The Millennials have been called the unluckiest generation by some.  They have been written off as a feckless generation by others.  (Interestingly including by millennials themselves but they’d like to point out that it is not their fault).

The Economist Group on the other hand disagrees and believes that the future is very positive for this segment. Their new research contradicts the stereotypes (lazy, narcissistic, apathetic and only interested in social media) and instead paints a picture of them as “arguably the most sophisticated media generation ever.”  Which given that they’re going to dominate the workforce of the UK in just a couple of years is important to address in media and communications thinking.

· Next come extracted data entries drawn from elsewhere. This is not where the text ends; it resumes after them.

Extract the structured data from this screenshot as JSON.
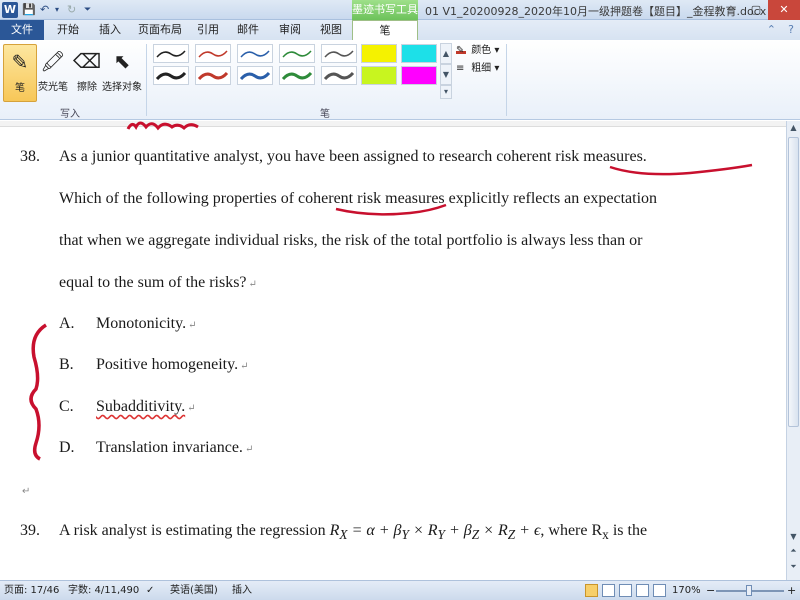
{
  "titlebar": {
    "logo": "W",
    "save_icon": "💾",
    "undo_icon": "↶",
    "undo_dropdown": "▾",
    "redo_icon": "↻",
    "customize": "⏷",
    "context_group": "墨迹书写工具",
    "doc_title": "01 V1_20200928_2020年10月一级押题卷【题目】_金程教育.docx",
    "min": "─",
    "max": "▢",
    "close": "✕"
  },
  "tabs": {
    "file": "文件",
    "home": "开始",
    "insert": "插入",
    "layout": "页面布局",
    "refs": "引用",
    "mail": "邮件",
    "review": "审阅",
    "view": "视图",
    "pen": "笔",
    "minimize_icon": "⌃",
    "help_icon": "?"
  },
  "ribbon": {
    "tools": [
      {
        "label": "笔",
        "icon": "✎"
      },
      {
        "label": "荧光笔",
        "icon": "🖍"
      },
      {
        "label": "擦除",
        "icon": "⌫"
      },
      {
        "label": "选择对象",
        "icon": "⬉"
      }
    ],
    "group_write": "写入",
    "group_pen": "笔",
    "pen_colors": [
      "#222222",
      "#c0392b",
      "#2a5faa",
      "#2e8b3a",
      "#555555",
      "#222222",
      "#c0392b",
      "#2a5faa",
      "#2e8b3a",
      "#555555"
    ],
    "fill_colors": [
      "#f5f200",
      "#1de0e8",
      "#ff00ff",
      "#c8f51f"
    ],
    "color_label": "颜色",
    "thickness_label": "粗细",
    "gallery_up": "▲",
    "gallery_down": "▼",
    "gallery_more": "▾"
  },
  "doc": {
    "q38_num": "38.",
    "q38_lines": [
      "As a junior quantitative analyst, you have been assigned to research coherent risk measures.",
      "Which of the following properties of coherent risk measures explicitly reflects an expectation",
      "that when we aggregate individual risks, the risk of the total portfolio is always less than or",
      "equal to the sum of the risks?"
    ],
    "options": [
      {
        "letter": "A.",
        "text": "Monotonicity."
      },
      {
        "letter": "B.",
        "text": "Positive homogeneity."
      },
      {
        "letter": "C.",
        "text": "Subadditivity."
      },
      {
        "letter": "D.",
        "text": "Translation invariance."
      }
    ],
    "para_mark": "↵",
    "q39_num": "39.",
    "q39_prefix": "A risk analyst is estimating the regression ",
    "q39_formula": "R",
    "q39_suffix": ", where R",
    "q39_tail": " is the"
  },
  "status": {
    "page": "页面: 17/46",
    "words": "字数: 4/11,490",
    "lang": "英语(美国)",
    "ins": "插入",
    "zoom": "170%",
    "zoom_minus": "−",
    "zoom_plus": "+"
  }
}
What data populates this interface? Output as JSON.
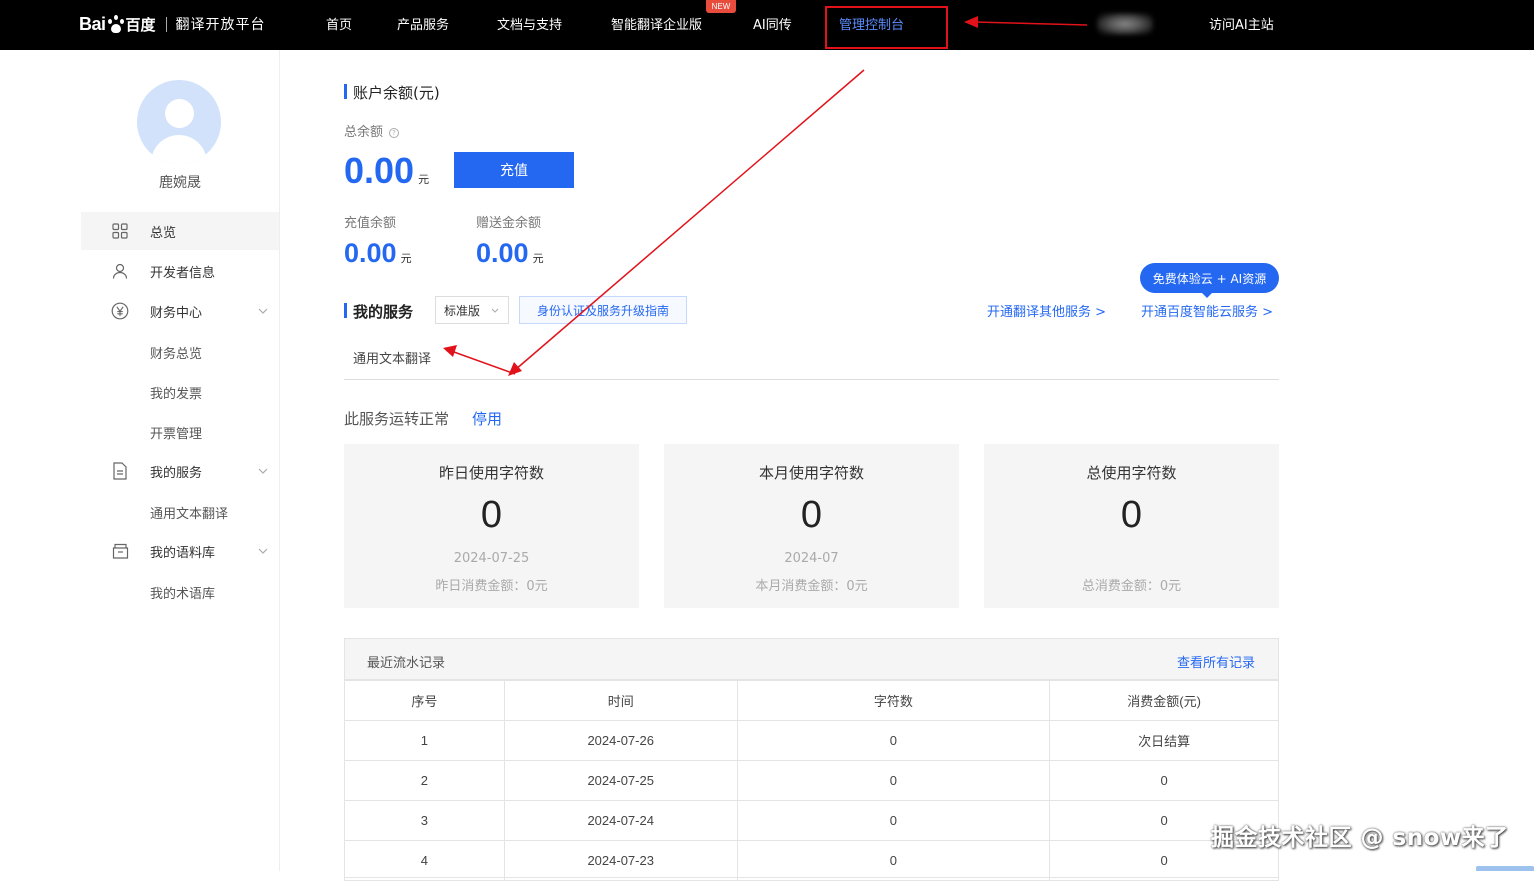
{
  "nav": {
    "logo_text": "Bai",
    "logo_cn": "百度",
    "platform_name": "翻译开放平台",
    "items": [
      "首页",
      "产品服务",
      "文档与支持",
      "智能翻译企业版",
      "AI同传",
      "管理控制台"
    ],
    "new_badge": "NEW",
    "visit_ai": "访问AI主站"
  },
  "sidebar": {
    "username": "鹿婉晟",
    "menu": [
      {
        "label": "总览"
      },
      {
        "label": "开发者信息"
      },
      {
        "label": "财务中心"
      },
      {
        "label": "我的服务"
      },
      {
        "label": "我的语料库"
      }
    ],
    "finance_sub": [
      "财务总览",
      "我的发票",
      "开票管理"
    ],
    "service_sub": [
      "通用文本翻译"
    ],
    "corpus_sub": [
      "我的术语库"
    ]
  },
  "balance": {
    "title": "账户余额(元)",
    "total_label": "总余额",
    "total_value": "0.00",
    "unit": "元",
    "recharge_button": "充值",
    "recharge_label": "充值余额",
    "recharge_value": "0.00",
    "gift_label": "赠送金余额",
    "gift_value": "0.00"
  },
  "services": {
    "title": "我的服务",
    "edition": "标准版",
    "guide_link": "身份认证及服务升级指南",
    "free_badge": "免费体验云 + AI资源",
    "open_other": "开通翻译其他服务 >",
    "open_cloud": "开通百度智能云服务 >",
    "tab": "通用文本翻译",
    "status": "此服务运转正常",
    "stop": "停用"
  },
  "stats": [
    {
      "title": "昨日使用字符数",
      "value": "0",
      "date": "2024-07-25",
      "fee": "昨日消费金额：0元"
    },
    {
      "title": "本月使用字符数",
      "value": "0",
      "date": "2024-07",
      "fee": "本月消费金额：0元"
    },
    {
      "title": "总使用字符数",
      "value": "0",
      "date": "",
      "fee": "总消费金额：0元"
    }
  ],
  "records": {
    "title": "最近流水记录",
    "view_all": "查看所有记录",
    "columns": [
      "序号",
      "时间",
      "字符数",
      "消费金额(元)"
    ],
    "rows": [
      [
        "1",
        "2024-07-26",
        "0",
        "次日结算"
      ],
      [
        "2",
        "2024-07-25",
        "0",
        "0"
      ],
      [
        "3",
        "2024-07-24",
        "0",
        "0"
      ],
      [
        "4",
        "2024-07-23",
        "0",
        "0"
      ]
    ]
  },
  "watermark": "掘金技术社区 @ snow来了",
  "colors": {
    "accent": "#2468f2",
    "annotation": "#e2121a",
    "topbar": "#000000"
  }
}
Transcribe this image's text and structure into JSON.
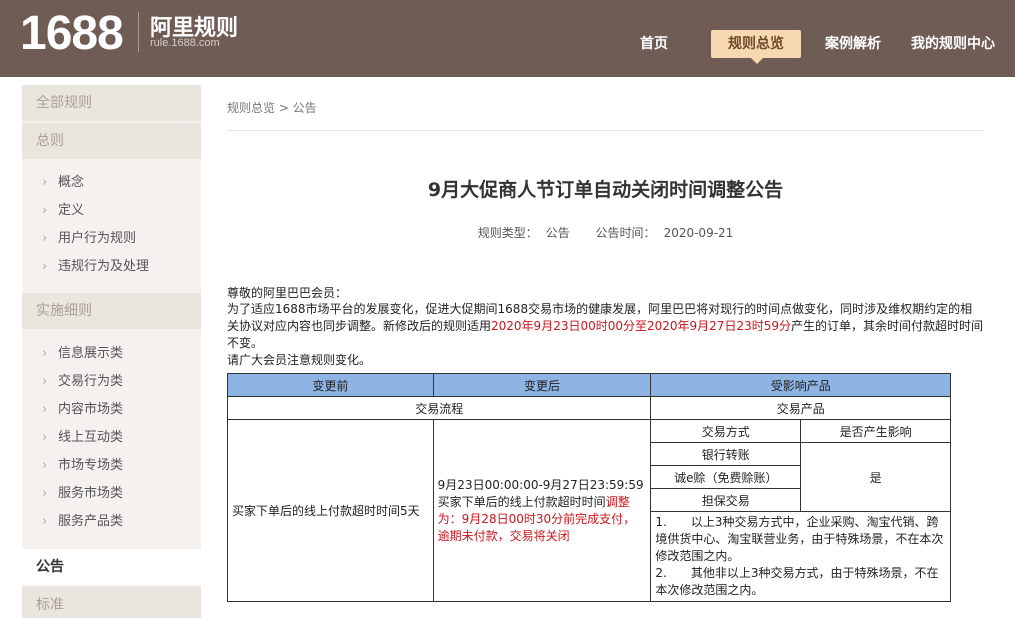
{
  "header": {
    "logo_number": "1688",
    "logo_title": "阿里规则",
    "logo_sub": "rule.1688.com",
    "nav": [
      "首页",
      "规则总览",
      "案例解析",
      "我的规则中心"
    ]
  },
  "sidebar": {
    "all_rules": "全部规则",
    "general": "总则",
    "general_items": [
      "概念",
      "定义",
      "用户行为规则",
      "违规行为及处理"
    ],
    "implementation": "实施细则",
    "implementation_items": [
      "信息展示类",
      "交易行为类",
      "内容市场类",
      "线上互动类",
      "市场专场类",
      "服务市场类",
      "服务产品类"
    ],
    "announcement": "公告",
    "standard": "标准"
  },
  "main": {
    "breadcrumb": "规则总览 > 公告",
    "title": "9月大促商人节订单自动关闭时间调整公告",
    "meta_type_label": "规则类型：",
    "meta_type_value": "公告",
    "meta_time_label": "公告时间：",
    "meta_time_value": "2020-09-21",
    "greeting": "尊敬的阿里巴巴会员：",
    "para_a": "为了适应1688市场平台的发展变化，促进大促期间1688交易市场的健康发展，阿里巴巴将对现行的时间点做变化，同时涉及维权期约定的相关协议对应内容也同步调整。新修改后的规则适用",
    "para_red": "2020年9月23日00时00分至2020年9月27日23时59分",
    "para_b": "产生的订单，其余时间付款超时时间不变。",
    "para_c": "请广大会员注意规则变化。"
  },
  "table": {
    "h_before": "变更前",
    "h_after": "变更后",
    "h_affected": "受影响产品",
    "sub_flow": "交易流程",
    "sub_product": "交易产品",
    "col_method": "交易方式",
    "col_impact": "是否产生影响",
    "before_text": "买家下单后的线上付款超时时间5天",
    "after_a": "9月23日00:00:00-9月27日23:59:59买家下单后的线上付款超时时间",
    "after_red": "调整为：9月28日00时30分前完成支付，逾期未付款，交易将关闭",
    "methods": [
      "银行转账",
      "诚e赊（免费赊账）",
      "担保交易"
    ],
    "impact": "是",
    "note_1": "1.　　以上3种交易方式中，企业采购、淘宝代销、跨境供货中心、淘宝联营业务，由于特殊场景，不在本次修改范围之内。",
    "note_2": "2.　　其他非以上3种交易方式，由于特殊场景，不在本次修改范围之内。"
  }
}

MediaCom’s own research reinforces the idea that they are different from the generation (Gen X) which preceded them.  In fact they seem in some ways to have more in common with the more outrageous of the Baby Boomers in terms of attitudes and openness to change.  In many households these two generations now live together (parents who might have confidently expected to empty nest by this point are instead still living with adult children who can’t afford to get on the property ladder).  In these “Boomennials” households experiences are shared and the two generations rub off on each other.  So for instance usage of second screens by Baby Boomers is above the average because they’re aping the behaviour of the Millennials that they live with.


Of course Millennials are the big users of smart phones and tablets.  They are the ones checking their phones before they get up and after they’ve gone to bed.  The Economist is correct in suggesting that social media is not their only media channel though it is how they navigate other media.  They consume physical, traditional format, media as well as digital media even though they are the first generation which has grown up with both.  Introducing the research at Adweek Economist Group’s Global MD of Client Strategy Nick Blunden explained that there’s more influencers in this group than in any other generation and named them “Gen-narrators”.  This group have a real potential as effective brand advocates, perhaps the most effective that we have ever seen, both to their peers and the wider consumer public (remember they’re living with Boomers for a start).


We really need to get to them therefore if we expect to influence with a comms strategy.  They’re a sophisticated bunch.  They are the first generation that fully, instinctively and expertly understand social media.  They know how to get their voice heard.  Media is properly democratised in their hands.  It is the first time ever that a generation’s voice has not been edited or mitigated by a few individuals – the editors of papers and magazines, radio and TV.


The power of this is awesome.  We must thank the inventor of the hashtag for their ability to navigate the avalanche of opinion that this power creates.  Will we see loyalty to a particular media brand migrate instead to loyalty to a hashtag about which people are passionate?